EDIT: I tried plotting what happens for a large number of players $n$.
Unfortunately I can't check with sufficient resolution but I conjecture that, as $n$ approaches $\infty$, each subset of $2n$ turns (excluding turns in previous subsets, so the set of turns $0\dots 2n-1$, $2n\dots 4n-1$, etc.) gives a (in the player limit) continuous boundary that ought to likely look fractal. (in the limit of turns $2n + i | i \in \left\{0\dots 2n-1 \right\} , n \to \infty$)
With the code as stated I fairly quickly run into memory problems, but here are the first few thousand turns that my computer could handle.
Note how each image is mirror symmetric. This is true for every $2n$ turns with $n$ players.
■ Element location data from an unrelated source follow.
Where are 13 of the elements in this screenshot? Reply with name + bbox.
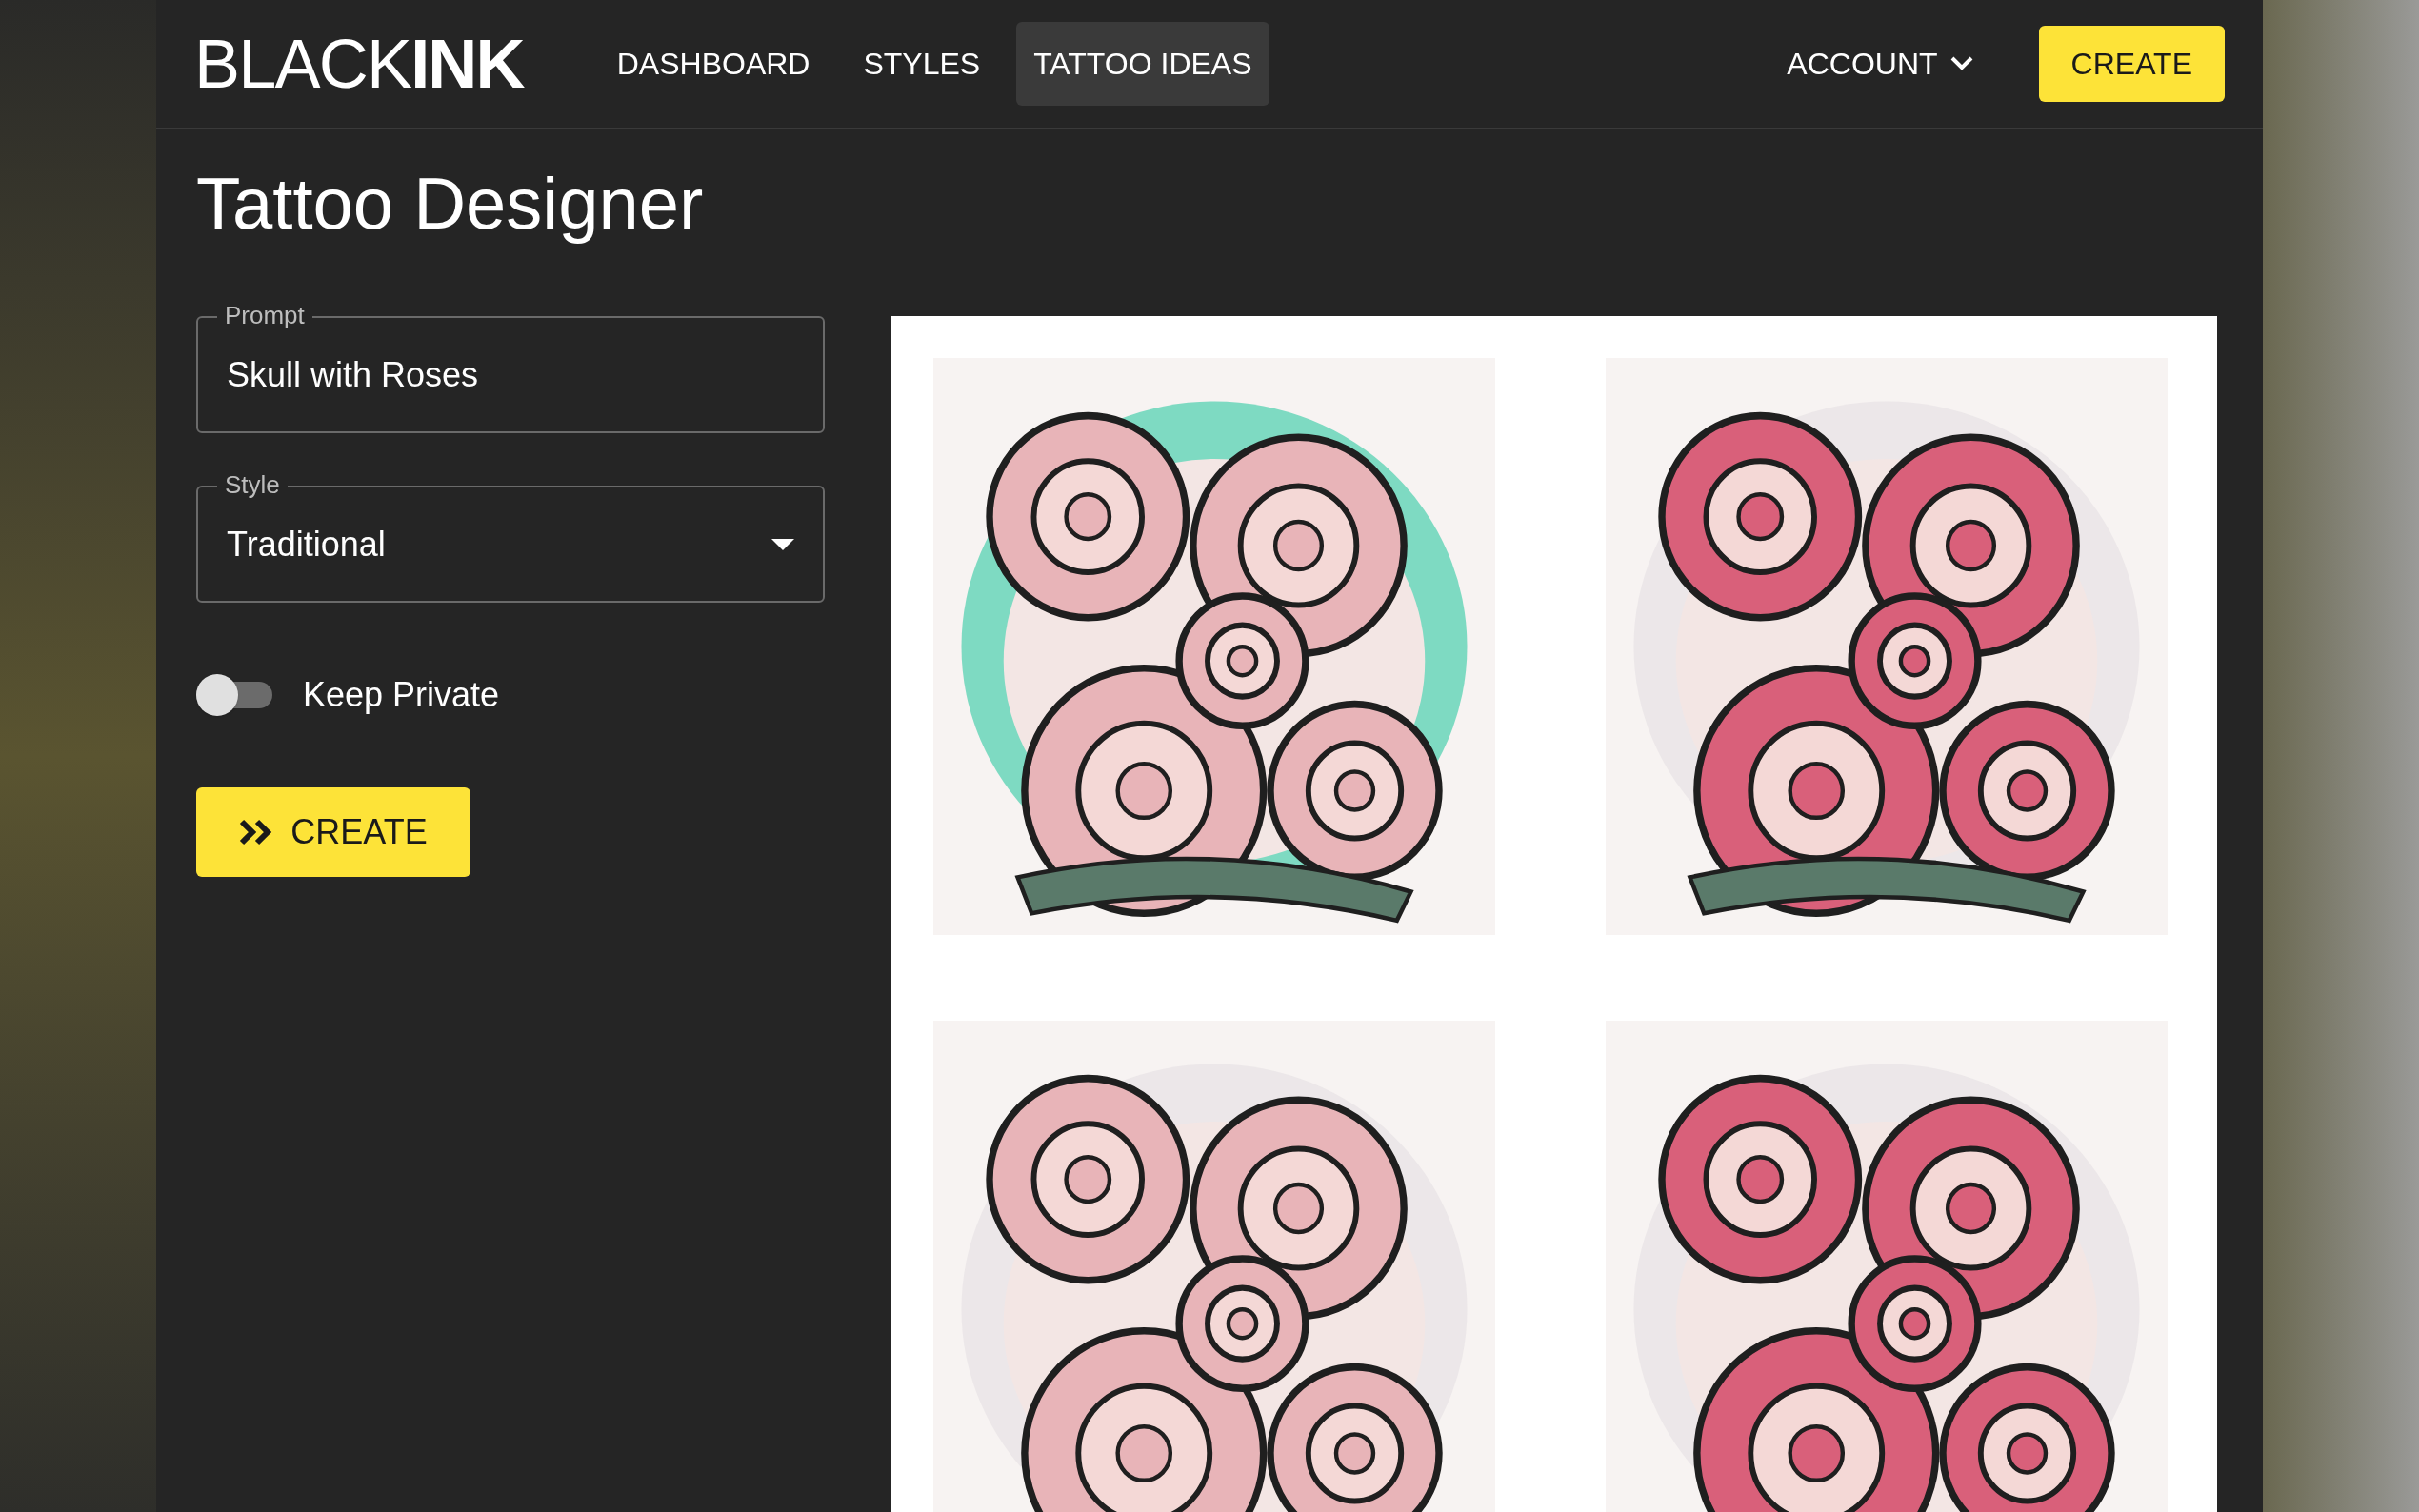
dropdown-caret-icon: [771, 538, 794, 550]
field-value: Traditional: [227, 523, 387, 566]
create-button[interactable]: CREATE: [2038, 26, 2225, 102]
chevron-down-icon: [1949, 55, 1974, 72]
double-chevron-right-icon: [239, 819, 274, 846]
logo[interactable]: BLACKINK: [194, 30, 524, 98]
nav-link[interactable]: DASHBOARD: [599, 22, 828, 106]
field-value: Skull with Roses: [227, 353, 479, 396]
toggle-label: Keep Private: [303, 674, 500, 716]
create-submit-button[interactable]: CREATE: [196, 787, 470, 877]
account-menu[interactable]: ACCOUNT: [1787, 41, 1974, 87]
nav-link[interactable]: STYLES: [846, 22, 998, 106]
nav-link[interactable]: TATTOO IDEAS: [1016, 22, 1269, 106]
To get much farther (more players, more turns) I need a more efficient approach.
$128$ players, moves $0 - 4607$, in chunks of $256 \ (= 2\times 128)$ moves each. Horizontal axis denotes turn, vertical the player ID (labelled from $0-127$).
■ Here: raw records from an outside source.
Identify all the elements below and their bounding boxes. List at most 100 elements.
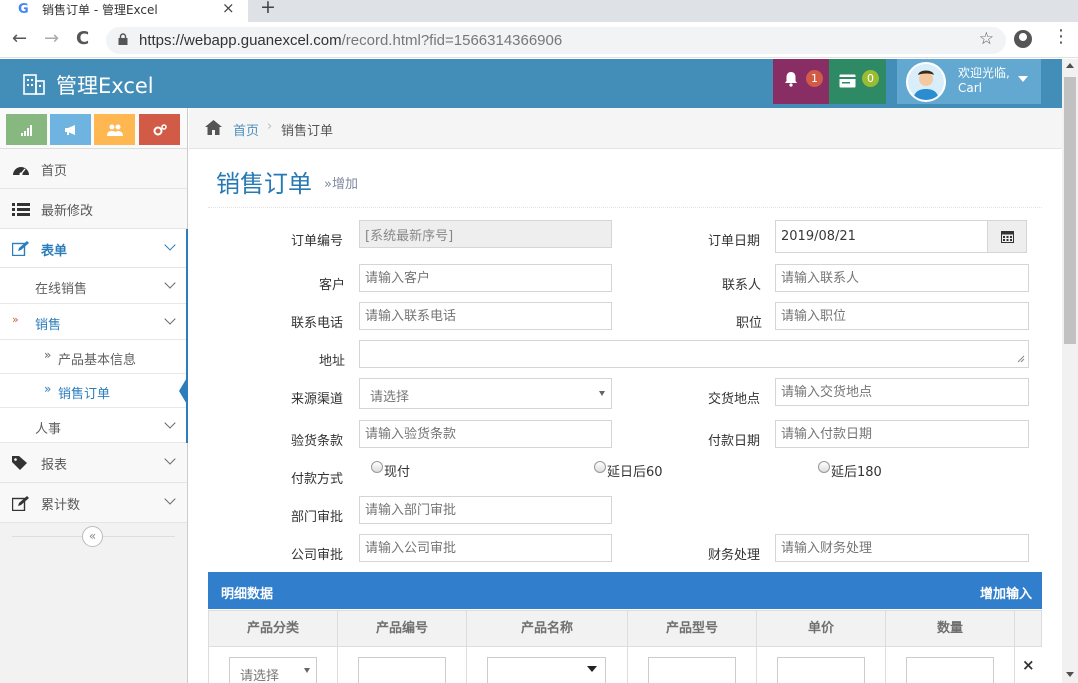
active-border (186, 229, 188, 443)
phone-field[interactable] (359, 302, 612, 330)
forward-icon[interactable]: → (44, 28, 59, 49)
dept-approval-label: 部门审批 (291, 510, 344, 525)
radio-label: 延后180 (831, 465, 882, 480)
sidebar-item-online-sales[interactable]: 在线销售 (0, 268, 187, 304)
radio-pay-60[interactable] (594, 461, 606, 473)
cogs-icon (153, 124, 167, 136)
company-approval-field[interactable] (359, 534, 612, 562)
messages-button[interactable]: 0 (829, 59, 886, 104)
edit-icon (12, 496, 29, 511)
source-label: 来源渠道 (291, 392, 344, 407)
sidebar-item-label: 报表 (41, 458, 68, 473)
product-code-field[interactable] (358, 657, 446, 683)
finance-field[interactable] (775, 534, 1029, 562)
scroll-up-icon[interactable] (1066, 63, 1074, 68)
chevron-down-icon (164, 313, 176, 325)
sidebar-item-recent[interactable]: 最新修改 (0, 189, 187, 229)
browser-menu-icon[interactable]: ⋮ (1052, 26, 1070, 47)
category-select-value: 请选择 (240, 669, 280, 683)
calendar-icon (1001, 231, 1014, 243)
page-subtitle: »增加 (324, 177, 358, 192)
divider (208, 207, 1042, 208)
browser-tab-strip: G 销售订单 - 管理Excel × + (0, 0, 1078, 22)
caret-down-icon (304, 668, 310, 673)
sidebar-item-hr[interactable]: 人事 (0, 408, 187, 443)
sidebar-item-forms[interactable]: 表单 (0, 229, 187, 268)
caret-down-icon (587, 666, 597, 672)
delete-row-icon[interactable]: × (1022, 656, 1035, 674)
sidebar-item-reports[interactable]: 报表 (0, 443, 187, 483)
paymethod-label: 付款方式 (291, 472, 344, 487)
settings-shortcut-button[interactable] (139, 114, 180, 145)
paydate-field[interactable] (775, 420, 1029, 448)
order-no-label: 订单编号 (291, 234, 344, 249)
quantity-field[interactable] (906, 657, 994, 683)
notification-count-badge: 1 (806, 70, 823, 87)
sidebar-item-home[interactable]: 首页 (0, 149, 187, 189)
unit-price-field[interactable] (777, 657, 865, 683)
user-name: Carl (958, 81, 982, 95)
contact-label: 联系人 (722, 278, 762, 293)
breadcrumb-home-link[interactable]: 首页 (233, 120, 259, 139)
users-icon (106, 124, 123, 136)
column-header: 产品型号 (628, 611, 757, 647)
sidebar-item-label: 最新修改 (41, 204, 94, 219)
position-field[interactable] (775, 302, 1029, 330)
double-angle-right-icon: » (44, 348, 52, 362)
add-row-button[interactable]: 增加输入 (980, 583, 1032, 602)
source-select[interactable]: 请选择 (359, 378, 612, 409)
sidebar-collapse-button[interactable]: « (82, 526, 103, 547)
column-header: 产品编号 (338, 611, 467, 647)
app-header: 管理Excel 1 0 欢迎光临, Carl (0, 59, 1062, 108)
back-icon[interactable]: ← (12, 28, 27, 49)
column-header: 单价 (757, 611, 886, 647)
order-date-field[interactable] (775, 220, 988, 253)
user-menu[interactable]: 欢迎光临, Carl (897, 59, 1041, 104)
url-text: https://webapp.guanexcel.com/record.html… (139, 32, 563, 49)
chevron-down-icon (164, 277, 176, 289)
address-bar[interactable]: https://webapp.guanexcel.com/record.html… (106, 27, 1006, 54)
bell-icon (785, 72, 797, 87)
sidebar-item-sales-order[interactable]: » 销售订单 (0, 374, 187, 408)
reload-icon[interactable]: C (76, 28, 89, 49)
source-select-value: 请选择 (370, 390, 410, 405)
brand-title[interactable]: 管理Excel (56, 70, 154, 100)
announce-shortcut-button[interactable] (50, 114, 91, 145)
column-header: 产品分类 (209, 611, 338, 647)
sidebar-item-label: 累计数 (41, 498, 81, 513)
contact-field[interactable] (775, 264, 1029, 292)
stats-shortcut-button[interactable] (6, 114, 47, 145)
breadcrumb: 首页 › 销售订单 (189, 108, 1062, 149)
browser-tab[interactable]: G 销售订单 - 管理Excel × (0, 0, 248, 22)
close-icon[interactable]: × (222, 0, 235, 17)
inspection-field[interactable] (359, 420, 612, 448)
customer-label: 客户 (319, 278, 346, 293)
address-field[interactable] (359, 340, 1029, 368)
notifications-button[interactable]: 1 (773, 59, 829, 104)
column-header: 数量 (886, 611, 1015, 647)
new-tab-icon[interactable]: + (260, 0, 276, 18)
scrollbar-thumb[interactable] (1064, 77, 1076, 344)
delivery-label: 交货地点 (708, 392, 761, 407)
tab-title: 销售订单 - 管理Excel (42, 3, 158, 17)
customer-field[interactable] (359, 264, 612, 292)
building-icon (23, 74, 45, 95)
calendar-button[interactable] (987, 220, 1027, 253)
bookmark-star-icon[interactable]: ☆ (979, 29, 994, 49)
delivery-field[interactable] (775, 378, 1029, 406)
sidebar-item-product-info[interactable]: » 产品基本信息 (0, 340, 187, 374)
sidebar-item-label: 表单 (41, 244, 68, 259)
sidebar-item-sales[interactable]: » 销售 (0, 304, 187, 340)
home-icon (205, 120, 222, 135)
users-shortcut-button[interactable] (94, 114, 135, 145)
avatar (906, 62, 946, 102)
radio-pay-180[interactable] (818, 461, 830, 473)
radio-pay-now[interactable] (371, 461, 383, 473)
favicon-icon: G (18, 2, 29, 17)
dept-approval-field[interactable] (359, 496, 612, 524)
sidebar-item-cumulative[interactable]: 累计数 (0, 483, 187, 523)
finance-label: 财务处理 (708, 548, 761, 563)
account-icon[interactable] (1014, 30, 1032, 48)
product-model-field[interactable] (648, 657, 736, 683)
scroll-down-icon[interactable] (1066, 672, 1074, 677)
(There is no text past these images.)
Best Answer
If I use
abc
to generate the sequence it comes out like this:The list of numbers on the right, the sequence length up to that point, is A061419. A Mills-type formula for this sequence has the constant $\frac{2}{3}K(3)$, where $K(3)$ is A083286, and this last constant is related to the Josephus problem.
So your sequence is related to prime number sieves and the prime number theorem, which are closely linked with the Josephus problem. That you could not find the sequence in the OEIS is most likely because mathematics in this area lags behind other fields of number theory.